Lindsey Hilsum of Independent Television News examines how mining rare earth minerals -- considered to be an obscure yet profitable industry, is causing a major environmental dilemma in China.
Transcript
LINDSEY HILSUM: It doesn't look very green. Rare earth processing in China is a messy, dangerous, polluting business. It uses toxic chemicals, acids, sulfates, ammonia. The workers have little or no protection.
But, without rare earth, Copenhagen means nothing. You buy a Prius hybrid car and think you're saving the planet. But each motor contains a kilo of neodymium and each battery more than 10 kilos of lanthanum, rare earth elements from China.
Green campaigners love wind turbines, but the permanent magnets used to manufacture a 3-megawatt turbine contain some two tons of rare earth. The head of China's Rare Earth Research Institute shows me one of those permanent magnets. He's well aware of the issues.
ZHAO ZENGQI, Baotou Rare Earth Research Institute: The environmental problems include air emissions with harmful elements, such as fluorine and sulfur, wastewater that contains excessive acid, and radioactive materials, too. China meets 95 percent of the world's demand for rare earth, and most of the separation and extraction is done here. So, the pollution stays in China, too.
LINDSEY HILSUM: The authorities gave us a DVD of Baiyunebo in Inner Mongolia, where most of the world's rare earth is mined, along with iron ore. They wouldn't let us film it ourselves.
But at Baotou, 100 miles away, we found the frozen tailing lake where rare earth mixes with mud, waiting for processing at nearby factories. Technologies we all use, like computers, mobile phones and energy-saving light bulbs use rare earths processed here. And local villagers whose farmland has been ruined by seepage from the lake pay the price.
WANG CUN GUANG, farmer: The Baotou Environmental Protection Bureau tested our water, and they concluded that it wasn't fit for people or animals to drink or for irrigation.
LINDSEY HILSUM: For those who remember the old life, it's hard to understand. The authorities pay compensation, acknowledging that the land has been ruined, but they haven't yet relocated the villagers.
JIA BAO CHENG, farmer: Rare earth is the country's resource, but small people like us need to eat, too. We live on farming, but the crops no longer grow, and we will go hungry.
LINDSEY HILSUM: At a rare earth conference in Hong Kong, the talk is of how to reduce dependence on China, which achieved 95 percent dominance by undercutting other producers.
MARK SMITH, CEO, Molycorp Minerals: If the purpose is to lower our dependence on foreign oil, and all We're doing is asking that we put hybrid cars on the road that need Chinese rare earth materials, aren't we changing, you know, inter-trading one dependence for another?

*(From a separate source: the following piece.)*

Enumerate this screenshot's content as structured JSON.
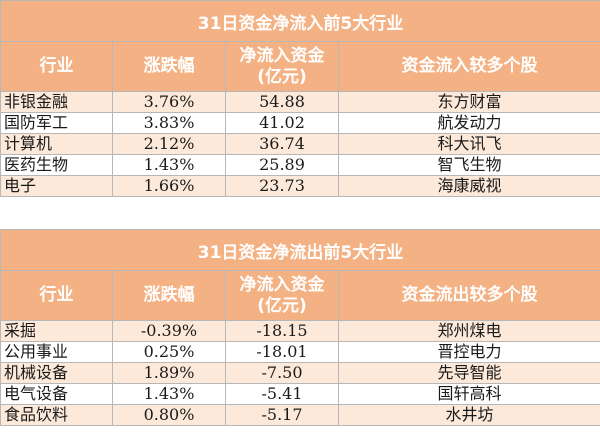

LINDSEY HILSUM: High on the frozen steppe of Inner Mongolia, a huge wind farm. China is aiming to be the world leader in wind energy. Chinese negotiators at Copenhagen may resist political commitments, but the government is already subsidizing new technologies to boost the economy and be sustainable.
Deal or no deal at Copenhagen, there's going to be an increased demand for wind turbines, both inside China and outside. But what the Chinese want to ensure is that they're not just providing the essential raw materials, the rare earths, and doing the manufacturing, but that they also have access to the most advanced low-carbon technologies.
We were shown plans for what they're calling the Silicon Valley of rare earth, a high-tech industrial park in Baotou to attract international investors. This year, there was an outcry when the Chinese said they would restrict the export of rare earth to conserve their supply, and to make foreign companies produce their high-end technologies here in China.
ZHAO ZENGQI: Although China has the largest reserves, we only have 50 percent of global deposits. We are supplying too much rare earth, and it's not sustainable, so we must restrict export.
LINDSEY HILSUM: The writing on the wall says: Become the leader of the world in rare earth industry.
But China can't produce enough for everyone anymore, and if governments are serious about low-carbon technologies, other countries will have to start producing.
MARK SMITH: I think that, if we don't get a couple of projects up and running very, very quickly, there's going to be very severe shortage of rare earths in the world, and all of these clean-energy technologies that we're legislating and trying to implement through policy changes are not going to be possible.
LINDSEY HILSUM: Champions of a low-carbon future have yet to wake up to the environmental price Chinese workers and villagers are paying. At Copenhagen, politicians talk of cutting carbon emissions, but they can't meet any targets without rare earth, and that means a sustainable supply, and not all from China.